Başka türlü gelişme olmayacağını biliyorum.
Benim eleştirdiğim yapmak değil, ben palavracılığı ve kaynakları boşa harcayıp hayal satmayı eleştiriyorum.
Ben önceliklerin doğru belirlenemeyip, ülkenin batağa sürüklenmesini eleştiriyorum.
ESA’ya üye olmayacaksın ama sözde bir uzay programın olacak.
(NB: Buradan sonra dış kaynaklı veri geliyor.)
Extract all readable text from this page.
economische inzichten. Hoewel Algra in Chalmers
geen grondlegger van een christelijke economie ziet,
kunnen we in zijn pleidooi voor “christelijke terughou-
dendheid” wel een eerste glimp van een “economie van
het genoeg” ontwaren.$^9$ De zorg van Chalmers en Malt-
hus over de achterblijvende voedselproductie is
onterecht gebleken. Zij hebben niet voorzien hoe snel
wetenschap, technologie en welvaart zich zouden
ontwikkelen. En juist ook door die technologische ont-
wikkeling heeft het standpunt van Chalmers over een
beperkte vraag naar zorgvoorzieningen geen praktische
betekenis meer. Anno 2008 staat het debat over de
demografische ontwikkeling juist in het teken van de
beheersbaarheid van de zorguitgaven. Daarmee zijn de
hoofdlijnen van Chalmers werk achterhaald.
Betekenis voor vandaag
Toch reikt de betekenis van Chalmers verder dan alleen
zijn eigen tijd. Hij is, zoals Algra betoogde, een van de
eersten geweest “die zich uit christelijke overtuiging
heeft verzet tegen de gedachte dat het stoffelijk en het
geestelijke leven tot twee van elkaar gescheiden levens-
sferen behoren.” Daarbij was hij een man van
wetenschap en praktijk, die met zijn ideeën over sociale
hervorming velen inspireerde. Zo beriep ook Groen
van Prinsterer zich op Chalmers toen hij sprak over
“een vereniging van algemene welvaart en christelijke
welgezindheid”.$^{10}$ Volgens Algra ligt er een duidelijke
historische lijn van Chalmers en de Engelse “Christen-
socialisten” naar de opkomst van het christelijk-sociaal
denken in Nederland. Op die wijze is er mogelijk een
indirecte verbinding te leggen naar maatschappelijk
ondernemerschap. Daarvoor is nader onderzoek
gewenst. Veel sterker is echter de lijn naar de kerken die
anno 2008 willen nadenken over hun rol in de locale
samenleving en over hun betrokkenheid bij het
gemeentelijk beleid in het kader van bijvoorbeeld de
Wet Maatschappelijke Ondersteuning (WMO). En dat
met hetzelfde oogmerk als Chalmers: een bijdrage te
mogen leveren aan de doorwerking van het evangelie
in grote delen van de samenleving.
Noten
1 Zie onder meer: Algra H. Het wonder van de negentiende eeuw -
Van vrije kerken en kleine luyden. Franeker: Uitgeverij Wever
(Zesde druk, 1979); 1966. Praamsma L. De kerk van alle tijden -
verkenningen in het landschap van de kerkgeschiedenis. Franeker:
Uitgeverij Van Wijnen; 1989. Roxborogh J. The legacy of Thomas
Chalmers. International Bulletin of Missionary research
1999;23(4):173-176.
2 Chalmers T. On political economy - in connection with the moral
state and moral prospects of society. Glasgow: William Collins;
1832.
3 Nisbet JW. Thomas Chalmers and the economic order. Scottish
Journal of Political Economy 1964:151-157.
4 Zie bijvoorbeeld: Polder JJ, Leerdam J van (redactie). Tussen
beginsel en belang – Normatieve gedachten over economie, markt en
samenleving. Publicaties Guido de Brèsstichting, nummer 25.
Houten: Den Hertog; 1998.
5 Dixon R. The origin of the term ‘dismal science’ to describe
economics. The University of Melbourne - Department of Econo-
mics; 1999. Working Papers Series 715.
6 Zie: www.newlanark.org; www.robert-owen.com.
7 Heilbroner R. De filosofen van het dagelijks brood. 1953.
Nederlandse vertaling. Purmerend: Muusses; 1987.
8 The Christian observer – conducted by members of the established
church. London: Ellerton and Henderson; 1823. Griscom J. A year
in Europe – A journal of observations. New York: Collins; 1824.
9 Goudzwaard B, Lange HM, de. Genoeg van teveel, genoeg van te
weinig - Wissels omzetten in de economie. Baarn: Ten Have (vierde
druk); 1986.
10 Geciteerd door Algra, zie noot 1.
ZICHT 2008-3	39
Komik bütçeyle.
Bırak ESA’yı hiçbir bilim kuruluşuna tam üye olmayacaksın, bilimin evrensel gelişiminin içinde bulanamayacaksın ama bilimden söz edeceksin.
Hepimiz biliyoruz ki, burada mesele bilim değil.
Mesele göz boyamak, mesele hayal satmak.
‘BUNU İKİNCİ KEZ SÖYLÜYORUM, BİLMEM NE DEMEK İSTEDİĞİMİ ANLADINIZ MI’
Aynı şeyi yıllarca hem de çok daha ciddi bir biçimde Sovyetler Birliği yaptı. Gerçekten yaptı.
Ama öncelikleri belirleyemediği için, uluslararası bilim camiasına dahil olmadığı için gelişmelere ayak uyduramadı ve ekonomisi de akılcı yönetilmediği için koca ülke battı.
Daha önce de söyledim, o müthiş ülkenin eğitimli ve kültürlü gencecik kızlarına bizim öküzler “Nataşa” adını taktı.
Bunu ikinci kez söylüyorum, bilmem ne demek istediğimi anladınız mı.”